Soon, You Can Go To Space In A Balloon

It's not a spaceship or a rocket, but it'll still fly.

Yes, Jane Poynter and her company, World View, want to send the average person into space in a balloon by 2016.

Technically, if you ever went on the journey, you'd float to the edge of the atmosphere (to an altitude of about 100,000 feet), not into space, per se. Once you reach that altitude, you'll cruise the Earth's stratosphere for two hours, experiencing views of our planet that most people will never get to see. You'll slowly descend back to Earth and land on a gigantic puffy cushion called a parafoil. The entire flight lasts between five and six hours.

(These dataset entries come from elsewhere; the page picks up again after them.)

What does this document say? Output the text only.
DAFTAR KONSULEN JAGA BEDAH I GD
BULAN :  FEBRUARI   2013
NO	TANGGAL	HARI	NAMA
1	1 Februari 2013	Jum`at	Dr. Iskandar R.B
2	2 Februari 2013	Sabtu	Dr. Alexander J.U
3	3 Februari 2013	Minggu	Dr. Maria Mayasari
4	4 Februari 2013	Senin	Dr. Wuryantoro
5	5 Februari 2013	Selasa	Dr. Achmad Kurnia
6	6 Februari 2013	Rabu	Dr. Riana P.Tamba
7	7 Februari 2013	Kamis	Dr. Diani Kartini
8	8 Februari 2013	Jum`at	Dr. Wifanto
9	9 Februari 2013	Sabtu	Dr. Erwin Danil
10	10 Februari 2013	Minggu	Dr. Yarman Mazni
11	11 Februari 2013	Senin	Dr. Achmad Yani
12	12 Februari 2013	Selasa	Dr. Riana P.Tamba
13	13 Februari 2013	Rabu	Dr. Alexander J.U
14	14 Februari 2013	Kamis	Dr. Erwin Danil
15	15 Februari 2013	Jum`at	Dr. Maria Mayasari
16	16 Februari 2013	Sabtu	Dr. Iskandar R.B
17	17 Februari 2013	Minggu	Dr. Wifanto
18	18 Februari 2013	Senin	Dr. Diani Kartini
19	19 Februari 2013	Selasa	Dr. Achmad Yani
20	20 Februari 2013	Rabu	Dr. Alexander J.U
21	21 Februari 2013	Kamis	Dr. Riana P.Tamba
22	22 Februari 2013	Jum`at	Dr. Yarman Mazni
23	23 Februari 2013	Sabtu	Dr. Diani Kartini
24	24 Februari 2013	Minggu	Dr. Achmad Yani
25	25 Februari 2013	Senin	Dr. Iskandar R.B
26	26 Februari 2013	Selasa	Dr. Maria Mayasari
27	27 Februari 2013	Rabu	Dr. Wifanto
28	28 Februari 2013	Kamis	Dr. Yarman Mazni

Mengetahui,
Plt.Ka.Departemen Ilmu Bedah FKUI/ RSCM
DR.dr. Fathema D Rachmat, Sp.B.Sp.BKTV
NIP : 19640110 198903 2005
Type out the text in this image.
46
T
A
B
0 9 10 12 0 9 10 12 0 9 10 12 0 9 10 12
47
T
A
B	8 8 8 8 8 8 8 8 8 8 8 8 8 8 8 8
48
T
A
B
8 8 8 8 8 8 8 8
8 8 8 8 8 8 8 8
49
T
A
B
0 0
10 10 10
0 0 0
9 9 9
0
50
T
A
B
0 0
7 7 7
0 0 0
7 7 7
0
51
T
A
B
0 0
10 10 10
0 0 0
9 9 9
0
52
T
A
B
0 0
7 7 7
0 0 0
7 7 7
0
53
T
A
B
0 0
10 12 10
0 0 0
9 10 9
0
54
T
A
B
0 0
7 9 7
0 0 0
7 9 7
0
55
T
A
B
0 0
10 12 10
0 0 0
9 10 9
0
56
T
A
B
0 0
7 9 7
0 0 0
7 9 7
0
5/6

On March 8, World View and Poynter came close to achieving their ultimate goal: they successfully sent an unmanned balloon 100,000 feet into space and it landed on the parafoil without incident.

World View still has a lot of work to do before it can bring actual human beings into space. The test flight carried only research equipment, but the company seems to be closing in on making a balloon ride to space possible.

"This means it works, which is pretty crucial," Poynter said to Wired. "That was the big, risky part of the whole development. We still have some refinements to do on it, but we’ve at least proven that it’ll work, which is huge."

Elon Musk and his company SpaceX have conducted multiple space-travel trials, along with Richard Branson and Virgin, whose proposed space-travel ship (Virgin Galactic) is offering round trips for $250,000. The Virgin Galactic 2 famously crashed in the Mojave desert in late 2014.

World View will offer balloon travel for a far cheaper cost, at around $75,000 US a pop. And because the technology isn't very advanced -- the capsule, the parafoil and the helium balloon already exist -- it's likely Poynter can send people into space far sooner than SpaceX or Virgin.

Start saving up now, and you might be able to see Earth from space as early as 2016.